Up to this point, I’ve practiced the organizer’s strategy using an elaborate filing system of folders and sub-folders. My documents folder had several folders and each of those had several subfolders, etc. Because it got to the point where I was having to remember which sub-folder of which folder I saved my files in, I’m currently experimenting with a radically different approach, the searcher’s strategy.
The searcher’s strategy relies less on folders and subfolders and more on searching for keywords in the filename and/or the file. On my Mac, that simply means using Spotlight (Cmd + Spacebar opens Spotlight). The key to this approach is using good keywords in the title (of course, it helps to remember words or phrases in the actual file, as well).
I think this system will work well for me. I love using the advanced searching tricks on Google, many of which I learned from a book I perused once at a local Barnes and Noble bookstore (some of them are listed here, here, and here). When I want to look up a phone number, I use Google (I can’t remember the last time I used a telephone book). When I want to do a calculation, I’m almost as likely to use Google as I am a calculator. If I need to do a measurement conversion (like how many feet are in a mile), I use Google.
I’m just starting on reorganizing my files, and so far, I’ve set up (only) four folders in my documents folder: Archive, Leadership (work), Life (personal), and Read (which may also include temporary stuff unless I create a Temporary folder, because like my inbox, I like to keep my desktop empty!).
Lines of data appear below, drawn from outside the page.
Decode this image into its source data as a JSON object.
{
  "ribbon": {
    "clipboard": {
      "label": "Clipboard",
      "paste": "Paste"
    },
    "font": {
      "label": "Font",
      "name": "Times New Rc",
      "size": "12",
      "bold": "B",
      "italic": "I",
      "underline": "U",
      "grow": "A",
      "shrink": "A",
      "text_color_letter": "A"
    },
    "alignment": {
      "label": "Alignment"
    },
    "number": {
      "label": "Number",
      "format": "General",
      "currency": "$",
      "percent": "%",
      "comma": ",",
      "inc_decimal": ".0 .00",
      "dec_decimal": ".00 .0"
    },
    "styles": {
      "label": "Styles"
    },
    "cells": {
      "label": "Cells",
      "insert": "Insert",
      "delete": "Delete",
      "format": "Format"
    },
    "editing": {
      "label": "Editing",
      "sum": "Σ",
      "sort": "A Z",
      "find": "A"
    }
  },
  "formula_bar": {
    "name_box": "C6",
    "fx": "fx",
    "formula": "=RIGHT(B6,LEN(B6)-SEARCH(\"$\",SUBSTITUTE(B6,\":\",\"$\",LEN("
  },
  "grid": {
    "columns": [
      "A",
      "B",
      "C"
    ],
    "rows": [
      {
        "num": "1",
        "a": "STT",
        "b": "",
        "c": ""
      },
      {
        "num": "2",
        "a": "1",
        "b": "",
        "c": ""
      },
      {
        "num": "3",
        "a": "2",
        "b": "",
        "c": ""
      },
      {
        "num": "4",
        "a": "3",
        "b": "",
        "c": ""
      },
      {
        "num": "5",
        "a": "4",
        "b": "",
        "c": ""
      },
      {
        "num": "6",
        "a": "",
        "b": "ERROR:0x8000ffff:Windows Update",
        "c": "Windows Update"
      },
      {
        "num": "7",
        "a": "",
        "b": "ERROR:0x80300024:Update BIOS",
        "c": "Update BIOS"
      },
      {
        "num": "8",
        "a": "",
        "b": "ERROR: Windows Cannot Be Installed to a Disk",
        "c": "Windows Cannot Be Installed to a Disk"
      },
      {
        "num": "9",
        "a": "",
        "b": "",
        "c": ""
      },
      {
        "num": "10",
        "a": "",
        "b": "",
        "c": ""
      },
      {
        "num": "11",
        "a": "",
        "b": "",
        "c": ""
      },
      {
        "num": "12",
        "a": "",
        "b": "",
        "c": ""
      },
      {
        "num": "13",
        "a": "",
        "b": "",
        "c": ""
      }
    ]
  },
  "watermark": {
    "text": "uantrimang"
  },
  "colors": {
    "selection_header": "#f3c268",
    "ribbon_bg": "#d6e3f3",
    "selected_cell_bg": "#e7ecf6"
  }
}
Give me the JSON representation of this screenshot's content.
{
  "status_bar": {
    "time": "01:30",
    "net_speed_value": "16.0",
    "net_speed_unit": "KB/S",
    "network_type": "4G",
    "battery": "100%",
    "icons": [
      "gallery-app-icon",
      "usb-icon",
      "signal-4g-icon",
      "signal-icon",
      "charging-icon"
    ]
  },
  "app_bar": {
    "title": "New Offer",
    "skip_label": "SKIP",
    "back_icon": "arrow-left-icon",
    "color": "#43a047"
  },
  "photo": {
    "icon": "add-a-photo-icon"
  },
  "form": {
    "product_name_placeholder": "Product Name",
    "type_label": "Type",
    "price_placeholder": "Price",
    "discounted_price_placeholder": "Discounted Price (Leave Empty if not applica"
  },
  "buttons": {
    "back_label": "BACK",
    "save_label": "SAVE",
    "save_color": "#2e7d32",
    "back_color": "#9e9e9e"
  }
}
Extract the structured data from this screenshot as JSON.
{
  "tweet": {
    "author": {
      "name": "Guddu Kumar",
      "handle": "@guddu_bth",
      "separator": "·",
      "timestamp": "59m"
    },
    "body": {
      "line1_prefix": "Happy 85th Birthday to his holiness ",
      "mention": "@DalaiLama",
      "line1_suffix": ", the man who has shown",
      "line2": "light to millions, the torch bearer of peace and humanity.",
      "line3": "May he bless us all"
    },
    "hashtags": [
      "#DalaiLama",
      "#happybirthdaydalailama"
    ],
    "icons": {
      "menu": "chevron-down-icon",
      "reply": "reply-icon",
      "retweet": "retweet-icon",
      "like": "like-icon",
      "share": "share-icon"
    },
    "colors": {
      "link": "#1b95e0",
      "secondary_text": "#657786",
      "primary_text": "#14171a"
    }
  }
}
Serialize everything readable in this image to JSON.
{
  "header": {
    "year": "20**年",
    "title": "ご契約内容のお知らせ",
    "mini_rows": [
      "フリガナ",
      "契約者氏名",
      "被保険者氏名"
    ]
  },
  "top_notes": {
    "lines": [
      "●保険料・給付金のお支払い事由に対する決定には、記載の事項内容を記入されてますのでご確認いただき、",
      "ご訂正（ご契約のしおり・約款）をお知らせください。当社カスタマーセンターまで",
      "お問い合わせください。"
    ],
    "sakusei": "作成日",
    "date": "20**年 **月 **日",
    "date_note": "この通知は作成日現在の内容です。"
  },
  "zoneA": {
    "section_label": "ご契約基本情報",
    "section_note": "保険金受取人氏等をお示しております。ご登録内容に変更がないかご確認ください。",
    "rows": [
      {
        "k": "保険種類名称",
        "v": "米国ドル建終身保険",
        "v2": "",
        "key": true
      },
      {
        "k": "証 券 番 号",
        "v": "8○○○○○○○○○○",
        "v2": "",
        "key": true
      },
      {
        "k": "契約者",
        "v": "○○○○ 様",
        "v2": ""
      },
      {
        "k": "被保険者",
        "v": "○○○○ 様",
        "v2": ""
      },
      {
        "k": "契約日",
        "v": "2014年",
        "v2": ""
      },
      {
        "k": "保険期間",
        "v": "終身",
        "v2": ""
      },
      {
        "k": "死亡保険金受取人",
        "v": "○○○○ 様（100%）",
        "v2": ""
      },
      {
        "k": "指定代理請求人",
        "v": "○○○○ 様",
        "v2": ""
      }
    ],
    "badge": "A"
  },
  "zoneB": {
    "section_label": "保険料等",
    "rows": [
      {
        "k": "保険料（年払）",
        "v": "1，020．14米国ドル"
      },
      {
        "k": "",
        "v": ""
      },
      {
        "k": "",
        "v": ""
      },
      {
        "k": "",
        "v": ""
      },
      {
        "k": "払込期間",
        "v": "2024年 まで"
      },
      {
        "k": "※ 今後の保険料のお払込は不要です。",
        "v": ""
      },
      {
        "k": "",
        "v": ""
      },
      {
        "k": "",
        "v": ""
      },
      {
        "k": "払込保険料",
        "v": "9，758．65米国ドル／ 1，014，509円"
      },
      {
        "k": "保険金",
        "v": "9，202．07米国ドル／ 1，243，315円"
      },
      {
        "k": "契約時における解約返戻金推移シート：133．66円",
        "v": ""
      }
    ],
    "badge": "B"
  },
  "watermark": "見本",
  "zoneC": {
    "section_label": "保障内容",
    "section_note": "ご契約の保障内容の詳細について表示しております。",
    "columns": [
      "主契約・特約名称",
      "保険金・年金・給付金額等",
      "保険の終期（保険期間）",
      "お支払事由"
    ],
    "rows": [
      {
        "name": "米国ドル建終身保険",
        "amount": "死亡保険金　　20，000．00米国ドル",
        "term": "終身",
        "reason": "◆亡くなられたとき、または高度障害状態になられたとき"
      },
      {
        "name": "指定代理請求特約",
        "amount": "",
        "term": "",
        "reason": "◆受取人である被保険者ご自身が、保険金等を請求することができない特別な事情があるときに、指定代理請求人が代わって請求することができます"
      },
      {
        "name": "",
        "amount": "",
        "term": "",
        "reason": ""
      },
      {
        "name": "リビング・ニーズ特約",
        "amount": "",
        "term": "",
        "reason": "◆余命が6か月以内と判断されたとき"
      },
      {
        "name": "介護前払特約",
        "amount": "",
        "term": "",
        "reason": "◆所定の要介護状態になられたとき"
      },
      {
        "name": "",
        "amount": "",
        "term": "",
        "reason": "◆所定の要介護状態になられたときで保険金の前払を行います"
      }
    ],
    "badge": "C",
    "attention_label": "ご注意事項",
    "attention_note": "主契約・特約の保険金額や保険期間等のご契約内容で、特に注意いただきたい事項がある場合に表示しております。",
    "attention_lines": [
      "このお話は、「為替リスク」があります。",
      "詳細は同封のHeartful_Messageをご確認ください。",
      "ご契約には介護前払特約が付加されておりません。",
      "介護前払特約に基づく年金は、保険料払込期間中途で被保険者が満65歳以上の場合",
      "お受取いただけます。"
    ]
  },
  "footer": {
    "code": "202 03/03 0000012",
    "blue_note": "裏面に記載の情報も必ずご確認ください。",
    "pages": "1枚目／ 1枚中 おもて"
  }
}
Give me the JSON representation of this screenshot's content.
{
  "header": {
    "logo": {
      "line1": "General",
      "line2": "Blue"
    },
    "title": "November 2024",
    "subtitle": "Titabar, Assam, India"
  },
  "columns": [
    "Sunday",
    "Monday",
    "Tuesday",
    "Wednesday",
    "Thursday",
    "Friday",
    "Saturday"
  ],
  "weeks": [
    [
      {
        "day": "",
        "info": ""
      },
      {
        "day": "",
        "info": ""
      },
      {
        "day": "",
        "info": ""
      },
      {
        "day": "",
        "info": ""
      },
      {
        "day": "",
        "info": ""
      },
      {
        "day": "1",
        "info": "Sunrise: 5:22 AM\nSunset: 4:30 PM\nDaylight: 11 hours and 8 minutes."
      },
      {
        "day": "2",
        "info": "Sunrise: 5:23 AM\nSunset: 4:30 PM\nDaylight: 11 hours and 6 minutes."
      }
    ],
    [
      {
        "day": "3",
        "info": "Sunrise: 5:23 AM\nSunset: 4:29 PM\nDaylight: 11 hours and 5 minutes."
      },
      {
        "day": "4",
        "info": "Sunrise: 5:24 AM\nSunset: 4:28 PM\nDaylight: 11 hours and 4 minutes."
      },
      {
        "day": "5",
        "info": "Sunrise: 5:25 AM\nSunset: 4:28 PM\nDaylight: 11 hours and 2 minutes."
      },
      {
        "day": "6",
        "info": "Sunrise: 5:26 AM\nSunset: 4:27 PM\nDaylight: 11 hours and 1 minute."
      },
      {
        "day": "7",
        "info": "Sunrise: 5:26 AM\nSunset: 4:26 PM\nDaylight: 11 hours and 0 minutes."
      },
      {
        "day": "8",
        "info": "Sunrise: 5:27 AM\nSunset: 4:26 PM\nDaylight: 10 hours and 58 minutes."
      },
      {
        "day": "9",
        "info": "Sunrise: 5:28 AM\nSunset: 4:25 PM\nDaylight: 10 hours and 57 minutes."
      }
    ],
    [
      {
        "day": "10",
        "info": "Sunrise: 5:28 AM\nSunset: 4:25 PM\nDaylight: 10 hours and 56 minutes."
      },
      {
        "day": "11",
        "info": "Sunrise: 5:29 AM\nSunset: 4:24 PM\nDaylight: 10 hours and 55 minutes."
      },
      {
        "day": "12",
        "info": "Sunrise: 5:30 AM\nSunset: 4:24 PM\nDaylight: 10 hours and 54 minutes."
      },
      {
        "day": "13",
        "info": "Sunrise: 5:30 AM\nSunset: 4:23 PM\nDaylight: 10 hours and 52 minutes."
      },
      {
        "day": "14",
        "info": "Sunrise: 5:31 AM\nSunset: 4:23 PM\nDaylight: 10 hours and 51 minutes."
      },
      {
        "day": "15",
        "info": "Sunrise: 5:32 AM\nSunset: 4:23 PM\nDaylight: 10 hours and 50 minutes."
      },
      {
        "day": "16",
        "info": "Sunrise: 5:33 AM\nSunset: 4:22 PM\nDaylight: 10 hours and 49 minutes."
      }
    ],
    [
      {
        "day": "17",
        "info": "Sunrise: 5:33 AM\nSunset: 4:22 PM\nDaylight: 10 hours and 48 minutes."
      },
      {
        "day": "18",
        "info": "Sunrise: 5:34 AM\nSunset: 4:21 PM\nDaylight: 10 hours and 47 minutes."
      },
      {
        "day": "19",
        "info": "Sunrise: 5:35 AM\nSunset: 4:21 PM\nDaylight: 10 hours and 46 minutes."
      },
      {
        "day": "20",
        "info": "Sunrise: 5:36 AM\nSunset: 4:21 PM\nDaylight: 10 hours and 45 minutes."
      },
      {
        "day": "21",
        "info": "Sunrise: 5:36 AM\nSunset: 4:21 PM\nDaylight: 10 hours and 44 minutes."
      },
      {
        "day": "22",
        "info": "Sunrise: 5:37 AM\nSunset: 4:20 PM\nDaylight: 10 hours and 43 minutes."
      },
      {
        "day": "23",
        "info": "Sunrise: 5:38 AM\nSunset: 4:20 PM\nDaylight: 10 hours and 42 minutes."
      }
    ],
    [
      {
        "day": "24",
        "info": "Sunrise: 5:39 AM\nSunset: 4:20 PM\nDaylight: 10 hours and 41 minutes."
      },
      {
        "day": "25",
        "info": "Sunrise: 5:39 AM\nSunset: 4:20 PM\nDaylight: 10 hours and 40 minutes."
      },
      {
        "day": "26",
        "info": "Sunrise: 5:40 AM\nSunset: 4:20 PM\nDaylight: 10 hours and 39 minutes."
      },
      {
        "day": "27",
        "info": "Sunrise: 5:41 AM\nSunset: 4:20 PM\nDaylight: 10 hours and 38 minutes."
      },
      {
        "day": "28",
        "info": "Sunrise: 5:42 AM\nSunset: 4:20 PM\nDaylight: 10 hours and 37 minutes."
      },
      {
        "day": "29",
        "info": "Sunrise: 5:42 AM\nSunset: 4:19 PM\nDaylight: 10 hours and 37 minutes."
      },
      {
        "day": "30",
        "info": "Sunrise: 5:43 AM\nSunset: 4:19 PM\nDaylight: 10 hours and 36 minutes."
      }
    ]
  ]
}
I’ve already renamed a number of my files, moved them, and have been able to get rid of a lot of folders and sub-folders.
Most of my files will probably end up being dumped in the Archive folder. That’s where the search feature will be most helpful. My current files will be in the three other folders, which should be very manageable (as long as I move stuff to the Archive folder periodically).
Anyway, we’ll see how it goes. What’s your filing system? Are you an organizer or a searcher?